Sauf quelques très rares îlots où subsiste de la substance, on ne fait plus de culture sur France Culture ; on parle, mais expresso, pour ne pas fatiguer l'auditeur, des "événements culturels à ne pas manquer". Je ne sais pas trop quelle prise de pouvoir en plusieurs épisodes a eu lieu exactement à la maison de la radio ; j'en ai perçu, le début, peut-être à tort (mais je ne suis pas la seule), à la mort de M. Bildlowski. Toujours est-il que les gens de culture ont fait place, sur France Culture comme partout ailleurs, à de jeunes animateurs (les deux termes sont également importants) ou présentateurs à l'enthousiasme factice dont les trébuchages phonétiques ou lexicaux ne trompent pas, et qui furent grandiosement préfigurés, cet été, par le tout à fait inécoutable Jean-Michel De Cujis [NDLR : en août 1999] . C'est fini, cette radio, unique au monde peut-être, où le temps n'était pas commercialement envisagé, mais généreusement laissé à ce (ou ceux) qui en avai(en)t besoin pour arriver jusqu'à nous. Nous ? Parlons-en donc, de nous, ces auditeurs auxquels, désormais, comme sur les pires chaînes de télévision, on fait faire des émissions en les faisant parler ? de livres, de "culture", forcément ? voire jouer, comme si le bavardage, même sympathique, même cultivé, de ceux qui sont avant tout des auditeurs (est-ce aberrant de le rappeler ?), pouvait remplacer les programmes élaborés, construits et substantiels offerts jusqu'ici par la radio qu'ils écoutent ! De ce changement, les dominantes sont d'autant plus vite dégagées qu'on assiste malheureusement à la même chose partout (partis politiques, éducation nationale, etc.) : un discours démagogique, un habillage jeune (dans un pays où la population vieillit inexorablement on se demande encore quel sens cela peut avoir, sans parler de la pertinence de ce que tous ces "décideurs" croient constituer le jeune), et, derrière, deux soucis majeurs :

1°) faire des économies (combien d'émissions bla-bla en direct pas chères pour combien d'émissions préparées et développées, maintenant ? combien de rediffusions par jour ? combien de vrais journalistes très qualifiés et cultivés pour combien de jeunes animateurs ineptes mais sans doute moins chers ?), voire du profit, un jour, pourquoi pas ?

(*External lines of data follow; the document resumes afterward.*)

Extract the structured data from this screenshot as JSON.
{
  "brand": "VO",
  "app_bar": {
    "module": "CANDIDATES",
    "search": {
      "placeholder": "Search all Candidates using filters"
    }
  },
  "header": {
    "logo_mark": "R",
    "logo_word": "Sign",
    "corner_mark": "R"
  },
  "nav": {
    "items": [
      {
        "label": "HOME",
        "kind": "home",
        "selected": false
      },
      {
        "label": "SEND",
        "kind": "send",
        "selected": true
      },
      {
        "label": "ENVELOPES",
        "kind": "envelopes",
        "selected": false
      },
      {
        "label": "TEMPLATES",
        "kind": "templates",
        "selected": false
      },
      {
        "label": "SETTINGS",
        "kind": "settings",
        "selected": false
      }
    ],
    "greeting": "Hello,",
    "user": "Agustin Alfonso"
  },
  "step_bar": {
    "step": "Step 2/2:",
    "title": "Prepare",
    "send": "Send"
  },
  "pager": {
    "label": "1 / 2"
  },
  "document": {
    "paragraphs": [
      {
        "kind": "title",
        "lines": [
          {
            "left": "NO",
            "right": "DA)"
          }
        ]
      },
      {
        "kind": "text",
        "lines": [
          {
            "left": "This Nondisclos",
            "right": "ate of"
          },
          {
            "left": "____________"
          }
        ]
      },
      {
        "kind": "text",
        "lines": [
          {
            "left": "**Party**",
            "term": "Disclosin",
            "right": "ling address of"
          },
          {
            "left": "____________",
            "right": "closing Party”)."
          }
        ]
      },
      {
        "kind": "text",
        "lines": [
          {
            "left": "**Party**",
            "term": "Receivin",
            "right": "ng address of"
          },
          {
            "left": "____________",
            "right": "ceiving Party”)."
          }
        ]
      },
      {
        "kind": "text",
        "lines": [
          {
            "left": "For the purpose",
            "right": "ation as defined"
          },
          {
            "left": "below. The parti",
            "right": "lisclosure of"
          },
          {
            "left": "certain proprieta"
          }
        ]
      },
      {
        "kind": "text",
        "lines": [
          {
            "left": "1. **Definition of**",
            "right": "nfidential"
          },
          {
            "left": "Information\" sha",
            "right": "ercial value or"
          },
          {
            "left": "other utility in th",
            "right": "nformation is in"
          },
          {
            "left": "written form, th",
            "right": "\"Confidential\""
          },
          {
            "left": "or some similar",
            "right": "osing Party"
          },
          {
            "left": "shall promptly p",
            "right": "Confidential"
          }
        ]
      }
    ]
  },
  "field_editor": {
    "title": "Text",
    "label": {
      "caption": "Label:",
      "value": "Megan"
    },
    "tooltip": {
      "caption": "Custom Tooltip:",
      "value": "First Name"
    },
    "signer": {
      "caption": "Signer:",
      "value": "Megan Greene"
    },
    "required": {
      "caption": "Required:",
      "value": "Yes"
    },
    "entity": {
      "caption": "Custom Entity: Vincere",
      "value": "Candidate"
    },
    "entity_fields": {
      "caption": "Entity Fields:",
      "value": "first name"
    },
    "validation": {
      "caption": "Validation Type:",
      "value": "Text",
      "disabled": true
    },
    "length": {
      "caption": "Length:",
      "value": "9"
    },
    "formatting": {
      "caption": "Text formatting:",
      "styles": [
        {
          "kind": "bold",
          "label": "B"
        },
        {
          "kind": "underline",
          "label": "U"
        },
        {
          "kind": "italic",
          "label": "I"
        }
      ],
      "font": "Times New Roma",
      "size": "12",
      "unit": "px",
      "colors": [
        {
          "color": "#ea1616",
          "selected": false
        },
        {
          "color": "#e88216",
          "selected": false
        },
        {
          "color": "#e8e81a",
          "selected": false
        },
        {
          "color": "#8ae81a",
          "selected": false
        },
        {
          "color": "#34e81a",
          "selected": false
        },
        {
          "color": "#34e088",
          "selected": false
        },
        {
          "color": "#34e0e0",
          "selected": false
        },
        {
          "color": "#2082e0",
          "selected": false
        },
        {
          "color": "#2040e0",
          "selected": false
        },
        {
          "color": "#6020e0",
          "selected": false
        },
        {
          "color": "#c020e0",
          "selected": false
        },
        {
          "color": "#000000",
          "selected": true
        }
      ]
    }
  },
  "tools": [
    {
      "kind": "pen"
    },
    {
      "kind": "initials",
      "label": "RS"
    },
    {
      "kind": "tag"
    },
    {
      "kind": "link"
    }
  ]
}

2°) ne surtout pas faire de culture (de vraie culture). Il ne faut pas "prendre la tête" aux auditeurs, pardon : aux consommateurs. Il ne faut pas pousser les gens à penser.

Je n'écoute déjà plus cette chaîne que pour être bien sûre de ne pas m'être trompée et pouvoir étayer mes arguments. Maintenant que cette lettre est écrite, je vais cesser de m'infliger cette pénible obligation. Et je répète que je suis accablée.